Sherif Hazem

Personal information
- Full name: Sherif Hazem
- Date of birth: 7 July 1989 (age 36)
- Place of birth: Egypt
- Height: 1.87 m (6 ft 2 in)
- Position: Centre Back

Team information
- Current team: Masr El Makasa
- Number: 4

Youth career
- 1996–2008: Al-Ahly

Senior career*
- Years: Team / Apps / (Gls)
- 2008–2009: Asyut Petroleum / 18 / (1)
- 2009–2010: ENPPI / 3 / (0)
- 2010–2013: Petrojet / 39 / (3)
- 2013–2014: Smouha / 19 / (0)
- 2014: Assyriska FF / ? / (?)
- 2014–2016: Al Ahly / 25 / (0)
- 2015–2016: → Smouha (loan) / 25 / (0)
- 2016–2017: Ismaily / 15 / (0)
- 2017: → Al Wehda (loan) / 9 / (0)
- 2017: Al Mokawloon Al Arab / 0 / (0)
- 2018–: Masr El Makasa / 15 / (0)

International career
- 2011: Egypt / 2 / (0)

= Sherif Hazem =

Egyptian footballer (born 1989)

Sherif Hazem (born July 7, 1989) is an Egyptian footballer who plays as a center back. He currently plays for Misr Lel-Makkasa SC and has made over 150 appearances in the Egyptian Premier League.

==Club career==
In 2008, he signed with Egyptian side Asyut Petroleum. In 2009, he moved to ENPPI, and in 2010 he signed for Petrojet. Rated as one of the best centre-backs in Egypt, the two Egyptian giants Al-Ahly and Zamalek SC have both admitted seeking his signature but were beaten to it by Smouha. After moving to Assyriska FF for a month, he terminated his contract and finally signed a big deal with Al-Ahly in August 2014.
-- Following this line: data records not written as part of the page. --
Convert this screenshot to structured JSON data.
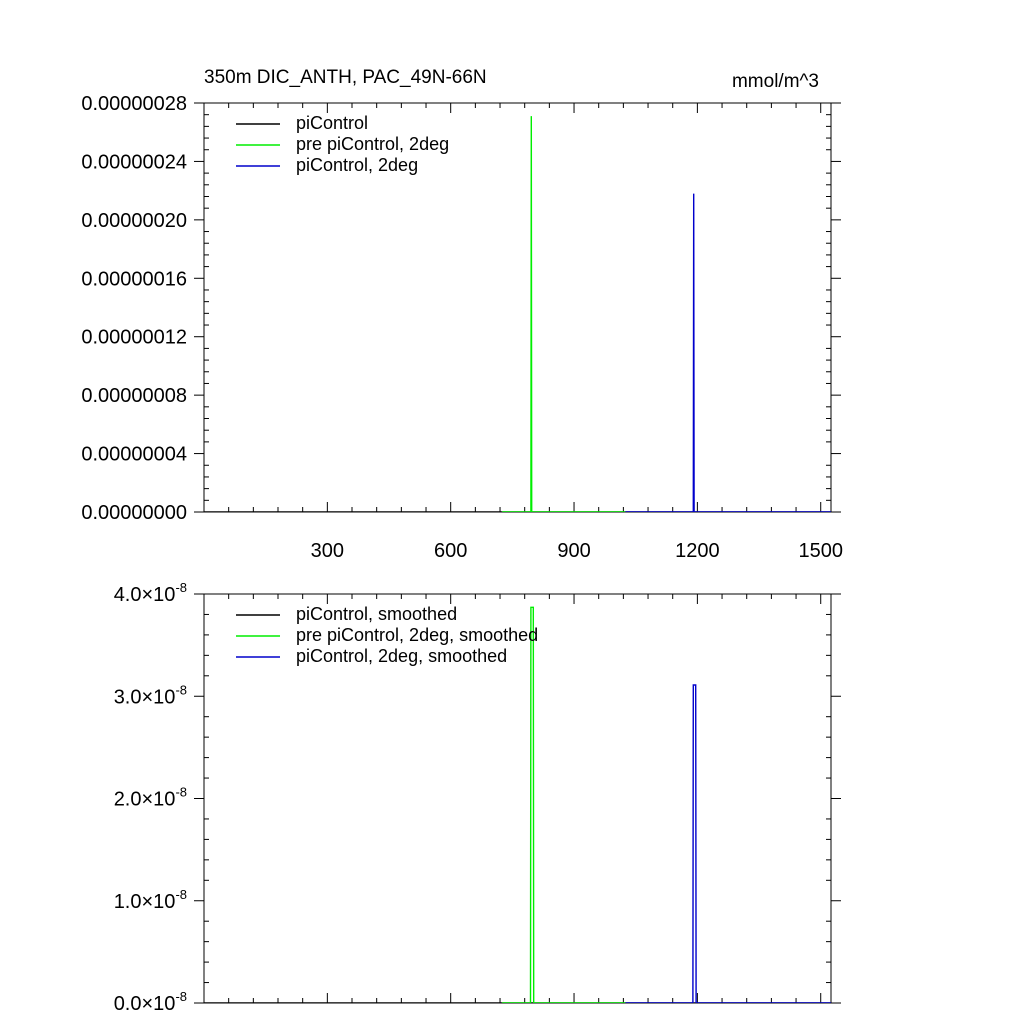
{
  "chart_data": [
    {
      "type": "line",
      "title": "350m DIC_ANTH, PAC_49N-66N",
      "units": "mmol/m^3",
      "xlim": [
        0,
        1525
      ],
      "ylim": [
        0,
        2.8e-07
      ],
      "x_ticks": [
        300,
        600,
        900,
        1200,
        1500
      ],
      "y_ticks": [
        0,
        4e-08,
        8e-08,
        1.2e-07,
        1.6e-07,
        2e-07,
        2.4e-07,
        2.8e-07
      ],
      "y_tick_labels": [
        "0.00000000",
        "0.00000004",
        "0.00000008",
        "0.00000012",
        "0.00000016",
        "0.00000020",
        "0.00000024",
        "0.00000028"
      ],
      "legend_position": "top-left",
      "series": [
        {
          "name": "piControl",
          "color": "#000000",
          "x": [
            0,
            1525
          ],
          "y": [
            0,
            0
          ]
        },
        {
          "name": "pre piControl, 2deg",
          "color": "#00ee00",
          "x": [
            725,
            795,
            796,
            797,
            1025
          ],
          "y": [
            0,
            0,
            2.71e-07,
            0,
            0
          ]
        },
        {
          "name": "piControl, 2deg",
          "color": "#0000cc",
          "x": [
            1025,
            1190,
            1191,
            1192,
            1525
          ],
          "y": [
            0,
            0,
            2.18e-07,
            0,
            0
          ]
        }
      ]
    },
    {
      "type": "line",
      "xlim": [
        0,
        1525
      ],
      "ylim": [
        0,
        4e-08
      ],
      "x_ticks": [
        300,
        600,
        900,
        1200,
        1500
      ],
      "y_ticks": [
        0,
        1e-08,
        2e-08,
        3e-08,
        4e-08
      ],
      "y_tick_mantissas": [
        "0.0",
        "1.0",
        "2.0",
        "3.0",
        "4.0"
      ],
      "y_tick_base": "×10",
      "y_tick_exponent": "-8",
      "legend_position": "top-left",
      "series": [
        {
          "name": "piControl, smoothed",
          "color": "#000000",
          "x": [
            0,
            1525
          ],
          "y": [
            0,
            0
          ]
        },
        {
          "name": "pre piControl, 2deg, smoothed",
          "color": "#00ee00",
          "x": [
            725,
            794,
            795,
            801,
            802,
            1025
          ],
          "y": [
            0,
            0,
            3.87e-08,
            3.87e-08,
            0,
            0
          ]
        },
        {
          "name": "piControl, 2deg, smoothed",
          "color": "#0000cc",
          "x": [
            1025,
            1189,
            1190,
            1196,
            1197,
            1525
          ],
          "y": [
            0,
            0,
            3.11e-08,
            3.11e-08,
            0,
            0
          ]
        }
      ]
    }
  ]
}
He won the Egyptian Premier League, the Egypt Cup and the Egyptian Super Cup two times. He also won the continental CAF Confederation Cup.

He moved to Al Wehda in the Saudi Professional League on a six-month loan for 6.5 million Egyptian Pounds (approximately $400,000) and was selected in the Saudi Arabian league's team of the month twice.

==International career==
Despite being called up for international duty several times, Hazem was regularly on the bench and has two full caps for Egypt. On 17 January 2011 he made his debut for the Egypt national football team in 2011 Nile Basin Tournament match against Uganda national football team.